Role-playing game designer

James "Grim" Desborough is a British game designer, author, and blogger who has worked primarily on role-playing games, as well as card games, board games, and social computer games.

==Career==
James Desborough wrote The Munchkin's Guide to Powergaming in 2000/2001, winning an Origins Award for that work along with his co-authors Steve Mortimer and Phil Masters. Desborough was a co-author of CS1: Cannibal Sector One he also briefly worked as the line editor for SLA Industries. Desborough is also the owner of Postmortem Studios. Postmortem Studios was one of Cubicle 7's first company partnerships due to Desborough's connections with Angus Abranson. He later became creative director at Chronicle City, Abranson's new venture but this partnership ended in July 2021.
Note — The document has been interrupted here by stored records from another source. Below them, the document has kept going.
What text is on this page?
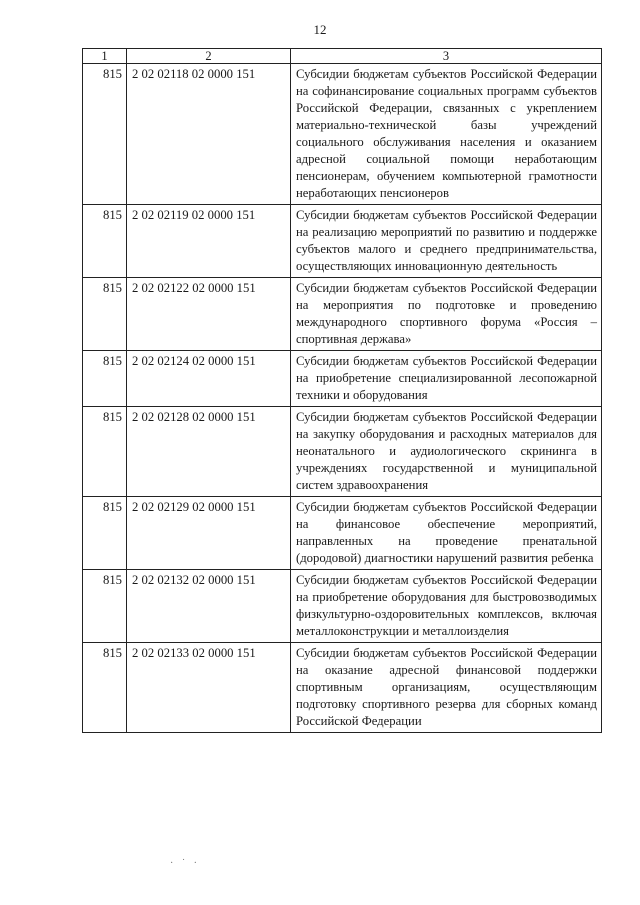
12
1	2	3
815	2 02 02118 02 0000 151	Субсидии бюджетам субъектов Российской Федерации на софинансирование социальных программ субъектов Российской Федерации, связанных с укреплением материально-технической базы учреждений социального обслуживания населения и оказанием адресной социальной помощи неработающим пенсионерам, обучением компьютерной грамотности неработающих пенсионеров
815	2 02 02119 02 0000 151	Субсидии бюджетам субъектов Российской Федерации на реализацию мероприятий по развитию и поддержке субъектов малого и среднего предпринимательства, осуществляющих инновационную деятельность
815	2 02 02122 02 0000 151	Субсидии бюджетам субъектов Российской Федерации на мероприятия по подготовке и проведению международного спортивного форума «Россия – спортивная держава»
815	2 02 02124 02 0000 151	Субсидии бюджетам субъектов Российской Федерации на приобретение специализированной лесопожарной техники и оборудования
815	2 02 02128 02 0000 151	Субсидии бюджетам субъектов Российской Федерации на закупку оборудования и расходных материалов для неонатального и аудиологического скрининга в учреждениях государственной и муниципальной систем здравоохранения
815	2 02 02129 02 0000 151	Субсидии бюджетам субъектов Российской Федерации на финансовое обеспечение мероприятий, направленных на проведение пренатальной (дородовой) диагностики нарушений развития ребенка
815	2 02 02132 02 0000 151	Субсидии бюджетам субъектов Российской Федерации на приобретение оборудования для быстровозводимых физкультурно-оздоровительных комплексов, включая металлоконструкции и металлоизделия
815	2 02 02133 02 0000 151	Субсидии бюджетам субъектов Российской Федерации на оказание адресной финансовой поддержки спортивным организациям, осуществляющим подготовку спортивного резерва для сборных команд Российской Федерации
· ˙ ·
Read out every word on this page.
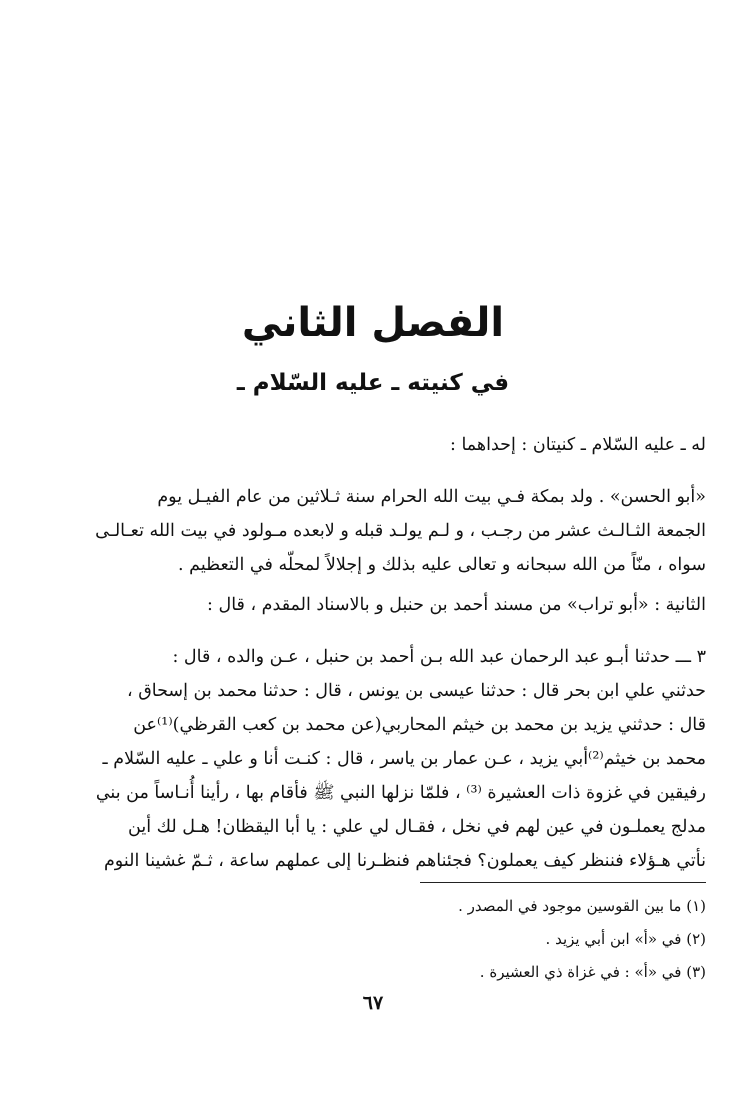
الفصل الثاني
في كنيته ـ عليه السّلام ـ
له ـ عليه السّلام ـ كنيتان : إحداهما :
«أبو الحسن» . ولد بمكة فـي بيت الله الحرام سنة ثـلاثين من عام الفيـل يوم
الجمعة الثـالـث عشر من رجـب ، و لـم يولـد قبله و لابعده مـولود في بيت الله تعـالـى
سواه ، منّاً من الله سبحانه و تعالى عليه بذلك و إجلالاً لمحلّه في التعظيم .
الثانية : «أبو تراب» من مسند أحمد بن حنبل و بالاسناد المقدم ، قال :
٣ ـــ حدثنا أبـو عبد الرحمان عبد الله بـن أحمد بن حنبل ، عـن والده ، قال :
حدثني علي ابن بحر قال : حدثنا عيسى بن يونس ، قال : حدثنا محمد بن إسحاق ،
قال : حدثني يزيد بن محمد بن خيثم المحاربي(عن محمد بن كعب القرظي)⁽¹⁾عن
محمد بن خيثم⁽²⁾أبي يزيد ، عـن عمار بن ياسر ، قال : كنـت أنا و علي ـ عليه السّلام ـ
رفيقين في غزوة ذات العشيرة ⁽³⁾ ، فلمّا نزلها النبي ﷺ فأقام بها ، رأينا أُنـاساً من بني
مدلج يعملـون في عين لهم في نخل ، فقـال لي علي : يا أبا اليقظان! هـل لك أين
نأتي هـؤلاء فننظر كيف يعملون؟ فجئناهم فنظـرنا إلى عملهم ساعة ، ثـمّ غشينا النوم
(١) ما بين القوسين موجود في المصدر .
(٢) في «أ» ابن أبي يزيد .
(٣) في «أ» : في غزاة ذي العشيرة .
٦٧
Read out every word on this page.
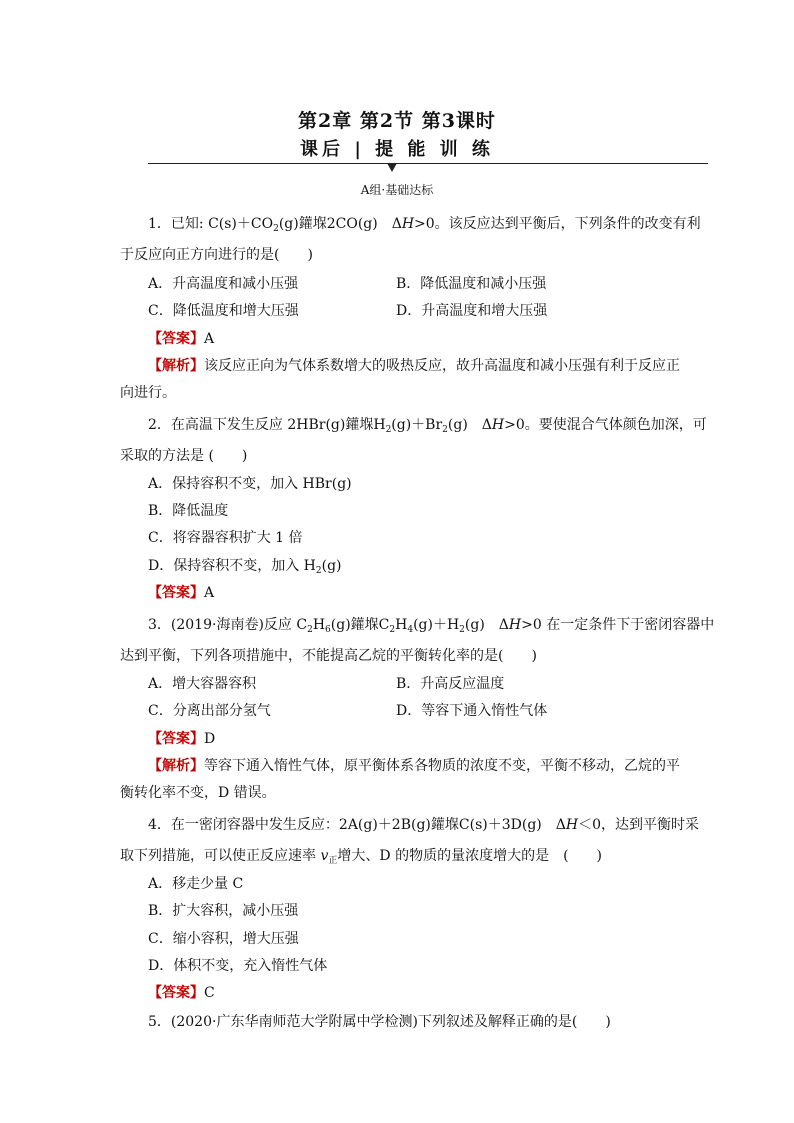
第2章 第2节 第3课时
课后 | 提 能 训 练
A组·基础达标
1．已知: $C(s)+CO_2(g)$鑵堢2CO(g)　ΔH>0。该反应达到平衡后，下列条件的改变有利
于反应向正方向进行的是(　　)
A．升高温度和减小压强	B．降低温度和减小压强
C．降低温度和增大压强	D．升高温度和增大压强
【答案】A
【解析】该反应正向为气体系数增大的吸热反应，故升高温度和减小压强有利于反应正
向进行。
2．在高温下发生反应 2HBr(g)鑵堢$H_2(g)+Br_2(g)$　ΔH>0。要使混合气体颜色加深，可
采取的方法是 (　　)
A．保持容积不变，加入 HBr(g)
B．降低温度
C．将容器容积扩大 1 倍
D．保持容积不变，加入 $H_2(g)$
【答案】A
3．(2019·海南卷)反应 $C_2H_6(g)$鑵堢$C_2H_4(g)+H_2(g)$　ΔH>0 在一定条件下于密闭容器中
达到平衡，下列各项措施中，不能提高乙烷的平衡转化率的是(　　)
A．增大容器容积	B．升高反应温度
C．分离出部分氢气	D．等容下通入惰性气体
【答案】D
【解析】等容下通入惰性气体，原平衡体系各物质的浓度不变，平衡不移动，乙烷的平
衡转化率不变，D 错误。
4．在一密闭容器中发生反应：2A(g)＋2B(g)鑵堢C(s)＋3D(g)　ΔH＜0，达到平衡时采
取下列措施，可以使正反应速率 $v_正$增大、D 的物质的量浓度增大的是　(　　)
A．移走少量 C
B．扩大容积，减小压强
C．缩小容积，增大压强
D．体积不变，充入惰性气体
【答案】C
5．(2020·广东华南师范大学附属中学检测)下列叙述及解释正确的是(　　)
In 2017 he released a licensed role-playing game based upon John Norman's fantasy series Gor, which also included art by Michael Manning.

Desborough's work was included in Red Phone Box, and in The Mammoth Book of Erotic Romance and Domination. He also self-publishes.

His D&D design work includes Monster Manual V (2007) and City of Stormreach (2008).

Desborough's career has often been characterised by humour and adult content, leading to his role as Games Master for the adult stream 'Tabletopless'. While the stream primarily plays Dungeons and Dragons they have also played Cyberpunk, The Witcher and others.

Desborough has appeared as a commentator on men's issues on The Stream on Al Jazeera.